Today’s front page stories review

These are the main stories featured in today’s Malta’s newspapers front-pages.

The Malta Business Weekly quotes a report by Kryptoszene.de which shows that Maltese people on average own more wealth than citizens in bigger economies such as Germany and the US.

Business Today reports that an agreement has been reached at the Malta Freeport to inspect all incoming ship crews. Port workers this week refused to board vessels and handle cargo arriving from Italy following coronavirus reports in the country.

The Independent says that the Culture Ministry and the Health Ministry are working closely to manage Covid-19 concerns at scheduled mass events. A spokesperson for the Culture Ministry said that health authorities are providing updates on developments.

The Times says that major supermarkets in Malta reported double the average in sales on Tuesday after customers were gripped by panic buying over coronavirus fears. Some supermarkets saw sales jump by as much as four times the regular rate.

In-Nazzjon says that Finance Minister Edward Scicluna failed to answer to reports that former VGH CEO Ram Tumuluri awarded himself a €5 million bonus. Speaking in parliament, Scicluna insisted that the Finance Ministry was not involved in the procurement negotiations.

L-Orizzont covers a meeting between Prime Minister Robert Abela and the Malta Gay Rights Movement. Abela said that the ‘liberal agenda’ of the government will continue and that discrimination will continue to be fought at every level.

The Malta Business Weekly says that the Financial Services Authority published a document to answer questions about security token offerings. The release concludes a long process of consultation and feedback that started in July 2019.

In-Nazzjon quotes the president of the Midwives and Nurses Union, Paul Pace, who said that there are “only 14 beds” available across Malta and Gozo in the event of a coronavirus outbreak. Pace slammed insufficient preparations by health authorities.

The Times reports that Michelin Guide awarded its first stars to Maltese restaurants, adding the country to a list of 32 covered by the cuisine rating system. Restaurants Noni and Under Grain in Valletta, and de Mondion in Mdina earned their stars.

L-Orizzont quotes a European Commission report which places the population in Malta among those with the highest life expectancy rates in the EU. The report notes however, that obesity rates are also higher than average in Malta.
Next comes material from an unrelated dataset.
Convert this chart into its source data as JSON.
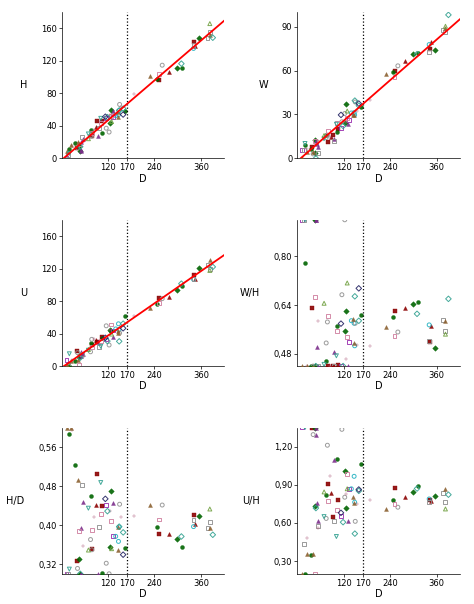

The Independent speaks to academic and former police inspector Mary Muscat who said that the Malta Police Force first needs to build ‘organisational justice’ before it can regain the trust of the public.

L-Orizzont says that events planned by the PN to commemorate the political career of former party leader Simon Busuttil were abandoned on the request of Busuttil himself. The paper says that the party was preparing a series of fundraising efforts in relation to the event.

Business Today announces the death of former Bank of Valletta CEO Mario Mallia, aged 59, after surgery complications at Mater Dei. Malia left the top job at BOV in December when he was replaced by former Northern Rock executive Rick Hunkin.

The Malta Business Weekly reports that global shares continue to fall for the fifth consecutive day amid growing coronavirus fears. Markets around the world nosedived as big companies warn of potential significant losses.